At a hearing today before the New York City Council’s Education Committee, the New York Civil Liberties Union urged council members to support legislation that would bring much-needed transparency to the city’s system of counting students who leave school without graduating.
The bill under review, Intro 354, would require the New York City Department of Education to regularly report to the City Council on student discharges. The “discharge” system is meant to statistically capture students who leave the school system without a diploma, but whose departure should not necessarily reflect poorly on DOE policy, such as students who move away from New York City. Students who are discharged are not counted as dropouts. From 2000 to 2007, the city’s discharge rate rose by about four percentage points as nearly 150,000 students were discharged from the system.
The DOE does not publicly disclose information on discharges, raising concerns among advocates and education experts that the discharge system is being used to artificially inflate the graduation rate.
“In a school system that depends so heavily on data to drive policy decisions, it is hypocritical and counterproductive to deny the public access to this information,” said NYCLU Executive Director Donna Lieberman. “Greater transparency will allow the public and lawmakers to have confidence that discharge policies are not being used to manipulate graduation rates. It will allow for a serious analysis of students’ educational opportunities and the pressures that lead them to drop out, which will result in better schools.”
In June 2008, the NYCLU filed a Freedom of Information Law (FOIL) request with the DOE seeking discharge data – including demographic information about students who are discharged, and the reasons for the discharges – for each school year from 1996 to 2008. The DOE failed to provide any relevant records for the years 1996-2007. In July 2009, the NYCLU filed an identical request for discharge records for the 2008-2009 school year. After a delay of more than a year, the DOE finally provided a spreadsheet containing information about 2008-2009 discharges. According to the data the NYCLU received:
- The DOE discharged 2,487 students to General Equivalency Diploma (GED) programs; 1,269 were discharged to full time DOE GED programs, 808 went to part time DOE GED programs, and 410 went to full time non-DOE GED programs.
- The DOE discharged 158 students to parenting programs or for reasons relating to pregnancy or parenting; 116 “voluntarily withdrew” due to pregnancy, and 42 were discharged to DOE programs for pregnant and parenting students.
- The DOE discharged 5, 614 students to parochial or private schools; 3,224 were in grades six through 12.
- The DOE discharged 35,597 students for reasons related to family relocation out of New York City; 17,395 were in grades six through 12.

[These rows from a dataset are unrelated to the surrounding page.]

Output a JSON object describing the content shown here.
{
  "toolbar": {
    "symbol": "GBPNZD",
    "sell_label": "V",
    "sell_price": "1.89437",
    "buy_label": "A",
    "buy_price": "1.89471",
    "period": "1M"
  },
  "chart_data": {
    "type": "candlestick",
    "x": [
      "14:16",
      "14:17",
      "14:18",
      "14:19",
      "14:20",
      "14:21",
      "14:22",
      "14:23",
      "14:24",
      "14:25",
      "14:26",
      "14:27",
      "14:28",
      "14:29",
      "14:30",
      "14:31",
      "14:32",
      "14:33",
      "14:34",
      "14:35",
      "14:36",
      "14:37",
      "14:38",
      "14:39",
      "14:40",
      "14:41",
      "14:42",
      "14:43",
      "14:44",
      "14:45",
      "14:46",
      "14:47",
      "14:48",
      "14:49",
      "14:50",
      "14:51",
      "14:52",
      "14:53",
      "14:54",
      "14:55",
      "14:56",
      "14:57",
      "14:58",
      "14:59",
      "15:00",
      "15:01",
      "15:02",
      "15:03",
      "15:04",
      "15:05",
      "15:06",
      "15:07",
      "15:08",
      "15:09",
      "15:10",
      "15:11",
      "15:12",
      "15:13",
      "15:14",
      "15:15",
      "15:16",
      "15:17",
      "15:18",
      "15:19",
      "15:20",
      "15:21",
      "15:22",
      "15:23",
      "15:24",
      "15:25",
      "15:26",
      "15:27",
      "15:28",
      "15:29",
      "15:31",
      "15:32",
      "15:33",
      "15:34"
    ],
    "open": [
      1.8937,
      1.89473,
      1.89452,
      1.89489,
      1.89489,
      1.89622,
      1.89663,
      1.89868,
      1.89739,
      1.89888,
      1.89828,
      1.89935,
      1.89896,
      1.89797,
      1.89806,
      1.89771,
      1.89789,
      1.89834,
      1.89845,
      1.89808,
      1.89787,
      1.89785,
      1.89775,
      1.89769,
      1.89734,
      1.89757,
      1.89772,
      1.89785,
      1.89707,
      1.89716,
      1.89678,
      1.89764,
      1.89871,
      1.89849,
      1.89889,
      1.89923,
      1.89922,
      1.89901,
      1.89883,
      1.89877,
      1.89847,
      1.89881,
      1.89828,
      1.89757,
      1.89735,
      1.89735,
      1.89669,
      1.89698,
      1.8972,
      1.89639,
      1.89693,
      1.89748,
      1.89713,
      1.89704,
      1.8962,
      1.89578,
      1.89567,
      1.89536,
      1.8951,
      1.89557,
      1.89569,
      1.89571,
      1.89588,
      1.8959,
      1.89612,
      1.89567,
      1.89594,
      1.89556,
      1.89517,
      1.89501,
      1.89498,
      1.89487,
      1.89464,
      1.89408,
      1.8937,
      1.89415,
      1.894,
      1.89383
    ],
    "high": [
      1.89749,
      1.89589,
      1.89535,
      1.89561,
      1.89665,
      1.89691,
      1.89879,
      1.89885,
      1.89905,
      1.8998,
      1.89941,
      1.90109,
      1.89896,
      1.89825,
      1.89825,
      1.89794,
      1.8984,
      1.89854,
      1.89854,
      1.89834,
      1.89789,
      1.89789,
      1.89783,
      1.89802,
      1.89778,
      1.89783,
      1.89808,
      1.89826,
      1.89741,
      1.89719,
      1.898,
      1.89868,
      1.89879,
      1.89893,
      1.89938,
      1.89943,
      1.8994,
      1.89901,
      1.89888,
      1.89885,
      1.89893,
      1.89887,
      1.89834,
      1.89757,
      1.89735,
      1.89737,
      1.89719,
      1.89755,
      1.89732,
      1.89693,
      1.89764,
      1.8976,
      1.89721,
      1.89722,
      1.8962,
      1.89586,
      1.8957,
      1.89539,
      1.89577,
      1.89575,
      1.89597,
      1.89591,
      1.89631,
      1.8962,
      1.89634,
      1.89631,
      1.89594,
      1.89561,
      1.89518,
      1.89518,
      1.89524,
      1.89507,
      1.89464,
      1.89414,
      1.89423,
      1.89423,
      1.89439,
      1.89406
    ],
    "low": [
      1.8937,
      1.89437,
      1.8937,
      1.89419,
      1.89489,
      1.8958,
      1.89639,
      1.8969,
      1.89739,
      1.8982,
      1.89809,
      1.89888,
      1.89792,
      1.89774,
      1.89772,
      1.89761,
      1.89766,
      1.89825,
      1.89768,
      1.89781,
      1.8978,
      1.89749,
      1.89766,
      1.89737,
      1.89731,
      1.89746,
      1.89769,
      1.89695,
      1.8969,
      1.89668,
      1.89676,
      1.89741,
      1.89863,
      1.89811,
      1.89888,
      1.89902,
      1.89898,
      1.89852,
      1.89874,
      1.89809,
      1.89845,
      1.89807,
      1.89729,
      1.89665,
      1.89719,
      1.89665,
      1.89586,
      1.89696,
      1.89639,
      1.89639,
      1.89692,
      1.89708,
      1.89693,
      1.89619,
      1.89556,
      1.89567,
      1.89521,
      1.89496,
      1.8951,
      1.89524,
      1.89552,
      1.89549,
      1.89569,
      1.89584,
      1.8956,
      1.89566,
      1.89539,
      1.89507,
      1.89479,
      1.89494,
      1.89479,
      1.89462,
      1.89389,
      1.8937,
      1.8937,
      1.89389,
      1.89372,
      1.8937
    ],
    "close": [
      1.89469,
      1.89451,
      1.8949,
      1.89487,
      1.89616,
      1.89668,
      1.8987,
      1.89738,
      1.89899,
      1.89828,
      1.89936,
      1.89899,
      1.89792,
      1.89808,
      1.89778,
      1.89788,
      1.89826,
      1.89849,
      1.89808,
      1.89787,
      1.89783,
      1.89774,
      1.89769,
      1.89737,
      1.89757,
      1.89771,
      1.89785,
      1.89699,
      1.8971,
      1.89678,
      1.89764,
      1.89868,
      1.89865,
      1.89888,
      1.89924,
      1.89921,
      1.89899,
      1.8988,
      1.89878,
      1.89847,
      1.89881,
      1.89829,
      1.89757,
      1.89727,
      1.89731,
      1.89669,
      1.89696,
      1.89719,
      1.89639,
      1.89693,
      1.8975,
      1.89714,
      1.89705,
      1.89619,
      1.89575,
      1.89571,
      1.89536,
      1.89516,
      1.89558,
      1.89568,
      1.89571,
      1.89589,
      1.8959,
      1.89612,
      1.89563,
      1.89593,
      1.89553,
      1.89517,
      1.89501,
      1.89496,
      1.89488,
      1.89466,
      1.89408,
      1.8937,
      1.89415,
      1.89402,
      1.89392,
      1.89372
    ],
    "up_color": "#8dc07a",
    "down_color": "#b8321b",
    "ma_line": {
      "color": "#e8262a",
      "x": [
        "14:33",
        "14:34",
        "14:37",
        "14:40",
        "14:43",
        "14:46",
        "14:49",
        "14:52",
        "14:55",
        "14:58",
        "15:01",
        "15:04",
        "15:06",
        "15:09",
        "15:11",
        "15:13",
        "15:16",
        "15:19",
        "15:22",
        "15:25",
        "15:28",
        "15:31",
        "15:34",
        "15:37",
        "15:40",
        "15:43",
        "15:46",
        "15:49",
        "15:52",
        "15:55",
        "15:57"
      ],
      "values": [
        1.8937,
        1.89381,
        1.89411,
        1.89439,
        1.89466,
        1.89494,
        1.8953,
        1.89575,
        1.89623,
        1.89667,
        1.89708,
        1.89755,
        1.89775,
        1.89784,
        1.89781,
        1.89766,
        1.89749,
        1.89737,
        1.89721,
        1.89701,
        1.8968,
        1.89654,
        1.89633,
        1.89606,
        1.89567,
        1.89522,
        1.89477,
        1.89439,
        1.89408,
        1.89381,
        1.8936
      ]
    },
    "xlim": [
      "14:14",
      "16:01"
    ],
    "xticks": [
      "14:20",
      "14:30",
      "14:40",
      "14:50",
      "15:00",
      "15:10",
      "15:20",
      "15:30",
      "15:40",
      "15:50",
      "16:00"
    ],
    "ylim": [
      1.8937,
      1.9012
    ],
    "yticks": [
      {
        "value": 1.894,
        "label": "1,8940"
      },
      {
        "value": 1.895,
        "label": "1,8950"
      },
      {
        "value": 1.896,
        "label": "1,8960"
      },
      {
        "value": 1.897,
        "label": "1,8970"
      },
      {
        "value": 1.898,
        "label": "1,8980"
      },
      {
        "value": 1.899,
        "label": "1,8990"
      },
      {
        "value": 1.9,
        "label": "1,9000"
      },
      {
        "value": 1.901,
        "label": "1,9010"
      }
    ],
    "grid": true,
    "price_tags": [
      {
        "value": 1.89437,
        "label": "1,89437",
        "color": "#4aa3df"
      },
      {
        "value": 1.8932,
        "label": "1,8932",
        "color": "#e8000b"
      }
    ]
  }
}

While there are legitimate reasons for discharges, such as moving to another state, advocates are concerned that students who enroll in DOE GED programs are considered discharges and even graduates if they obtain a GED.
“Counting GED recipients as graduates perpetuates the illusion that GEDs and high school diplomas are equal and provides school officials an incentive to push children with the greatest needs out of the classroom and into GED programs,” said NYCLU Advocacy Director Udi Ofer, who testified today. “These types of practices mask the educational realities faced by many of our young people.”
Advocates also have long speculated that the incredibly large numbers of students who are reportedly discharged to other school systems each year (private and parochial schools and other districts) may actually include significant numbers of students who should be reported as dropouts.
The NYCLU made the following recommendations in its testimony:
- Mandate reporting by cohort. The bill should be amended to require discharge reporting by cohort. Obtaining the data by cohort will create a more complete picture of discharge and graduation rates by reporting the outcomes for each entering high school class (cohort) of students. More meaningful trends can be discerned comparing, for instance, the class of 2010 to the class of 2011, rather than students from many different classes who may have been discharged in any particular year.
- Mandate reporting of all discharge categories. As written, the bill lists examples of discharge categories. The categories listed in the bill reflect some of the more controversial past and present discharge categories, but the bill should be amended to request reports of all discharge and graduation codes.
- Create an audit mechanism. As with any reporting bill, there are questions about enforcing accurate reporting. Because personnel at each of the 1,600 schools have discretion in selecting discharge codes for students, it may be difficult to judge the accuracy of the information that is reported to the Council. When former Comptroller Bill Thompson audited the discharge and graduation rates in 2009, his office expressed the difficulties in tracking discharges and transfers when each school maintained different sets of records, and some had no relevant records at all. We therefore recommend that the bill require an automatic audit should the reported statistics exceed or fall below certain trigger points.